Dr. Ashwini Ganeshan, Assistant Professor of Spanish in Modern Languages, and Carolina Bonansea and Isaiah O’Bryon, graduate students pursuing a master’s in Spanish, attended the 2019 American Council for the Teaching of Foreign Languages (ACTFL) Annual Convention and World Languages Expo in Washington DC from November 22–24. They attended several hands-on workshops and presentations on current and effective teaching and learning practices for foreign language educators.

The ACTFL annual convention is the biggest national convention in the U.S. for language educators and administrators from elementary through graduate education, as well as government and industry. The organization boasts a membership of over 12,500 individuals. Since its founding in 1967, the ACTFL has played a leadership role in the creation of national standards, and it focuses on issues that are critical to the growth of both the profession and the individual teacher.

At the conference, Ganeshan also presented the results of ongoing classroom research that she is conducting in a paper titled Explicit pragmatic instruction: Impact on students’ self-confidence. The research project investigates the impact of explicit pragmatic instruction through data collected in class using in-class reflections. The project focuses on three areas: learners’ self-confidence, metacognition and self-efficacy.

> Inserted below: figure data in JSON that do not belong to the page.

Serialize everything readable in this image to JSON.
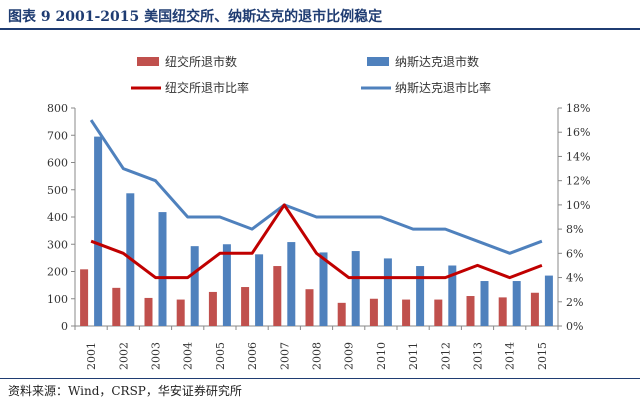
{
  "title": "图表 9 2001-2015 美国纽交所、纳斯达克的退市比例稳定",
  "source": "资料来源：Wind，CRSP，华安证券研究所",
  "colors": {
    "title": "#1f3c72",
    "nyse_bar": "#c0504d",
    "nasdaq_bar": "#4f81bd",
    "nyse_line": "#c00000",
    "nasdaq_line": "#4f81bd"
  },
  "chart_data": {
    "type": "bar",
    "categories": [
      "2001",
      "2002",
      "2003",
      "2004",
      "2005",
      "2006",
      "2007",
      "2008",
      "2009",
      "2010",
      "2011",
      "2012",
      "2013",
      "2014",
      "2015"
    ],
    "ylim": [
      0,
      800
    ],
    "y_ticks": [
      "0",
      "100",
      "200",
      "300",
      "400",
      "500",
      "600",
      "700",
      "800"
    ],
    "y2lim": [
      0,
      18
    ],
    "y2_ticks": [
      "0%",
      "2%",
      "4%",
      "6%",
      "8%",
      "10%",
      "12%",
      "14%",
      "16%",
      "18%"
    ],
    "legend_position": "top",
    "series": [
      {
        "name": "纽交所退市数",
        "type": "bar",
        "axis": "left",
        "values": [
          208,
          140,
          103,
          97,
          125,
          143,
          220,
          135,
          85,
          100,
          97,
          97,
          110,
          105,
          122
        ]
      },
      {
        "name": "纳斯达克退市数",
        "type": "bar",
        "axis": "left",
        "values": [
          695,
          487,
          418,
          293,
          300,
          263,
          308,
          270,
          275,
          248,
          220,
          222,
          165,
          165,
          185
        ]
      },
      {
        "name": "纽交所退市比率",
        "type": "line",
        "axis": "right",
        "unit": "%",
        "values": [
          7,
          6,
          4,
          4,
          6,
          6,
          10,
          6,
          4,
          4,
          4,
          4,
          5,
          4,
          5
        ]
      },
      {
        "name": "纳斯达克退市比率",
        "type": "line",
        "axis": "right",
        "unit": "%",
        "values": [
          17,
          13,
          12,
          9,
          9,
          8,
          10,
          9,
          9,
          9,
          8,
          8,
          7,
          6,
          7
        ]
      }
    ]
  }
}
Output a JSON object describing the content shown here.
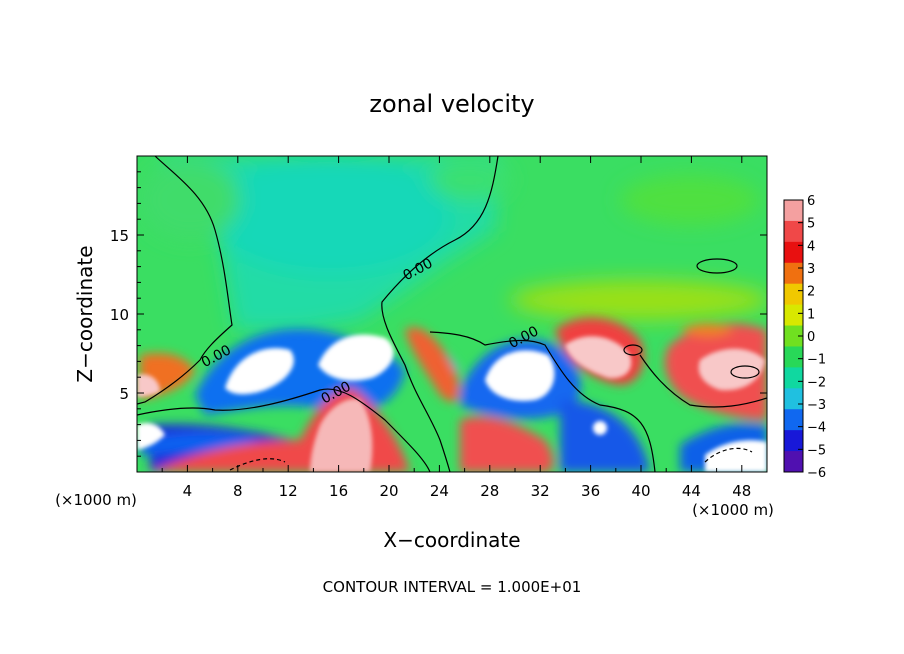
{
  "chart_data": {
    "type": "heatmap",
    "title": "zonal velocity",
    "xlabel": "X−coordinate",
    "ylabel": "Z−coordinate",
    "x_unit_left": "(×1000 m)",
    "x_unit_right": "(×1000 m)",
    "xlim": [
      0,
      50
    ],
    "ylim": [
      0,
      20
    ],
    "x_ticks": [
      4,
      8,
      12,
      16,
      20,
      24,
      28,
      32,
      36,
      40,
      44,
      48
    ],
    "y_ticks": [
      5,
      10,
      15
    ],
    "footer": "CONTOUR INTERVAL = 1.000E+01",
    "contour_labels": [
      {
        "text": "0.00",
        "x": 22.3,
        "z": 12.8
      },
      {
        "text": "0.00",
        "x": 30.7,
        "z": 8.5
      },
      {
        "text": "0.00",
        "x": 6.3,
        "z": 7.3
      },
      {
        "text": "0.00",
        "x": 15.8,
        "z": 5.0
      }
    ],
    "colorbar": {
      "levels": [
        6,
        5,
        4,
        3,
        2,
        1,
        0,
        -1,
        -2,
        -3,
        -4,
        -5,
        -6
      ],
      "colors": [
        "#f4a0a0",
        "#f04848",
        "#e81010",
        "#f07010",
        "#f0c800",
        "#d8e800",
        "#70e020",
        "#28d858",
        "#10d8a0",
        "#20c0e0",
        "#1068f0",
        "#1818d8",
        "#5010b0"
      ]
    },
    "colors": {
      "background_field": "#3ade62",
      "upper_mid": "#22dca6",
      "strong_positive": "#f6b8b8",
      "strong_negative": "#ffffff"
    }
  }
}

Pragmatic competence, which is addressed increasingly in the language classroom, benefits learners in their everyday native language (L1) and second language (L2) interactions. Research on explicit pragmatic instruction has shown favorable effects on learners’ pragmatic competence (Koike & Pearson 2005; Félix-Brasdefer 2008; Takahashi 2010; Taguchi 2011; Alcón Soler & Guzmán Pitarch 2010, 2013). However, the impact on self-confidence, metacognition and self-efficacy are not known. In other research, self-confidence, metacognition and self-efficacy have been shown to be the factors that most predict successful in language learning (Bandura 1986; Graham & Weiner 1996; Wong 2005; Vandergrift 2003, Raoofi et al. 2013). Results show that all learners reported significant improvement in the three areas above. The pedagogical implications are that explicitly teaching pragmatic competence improves learners’ self-perception and allows the pursuit of successful language learning.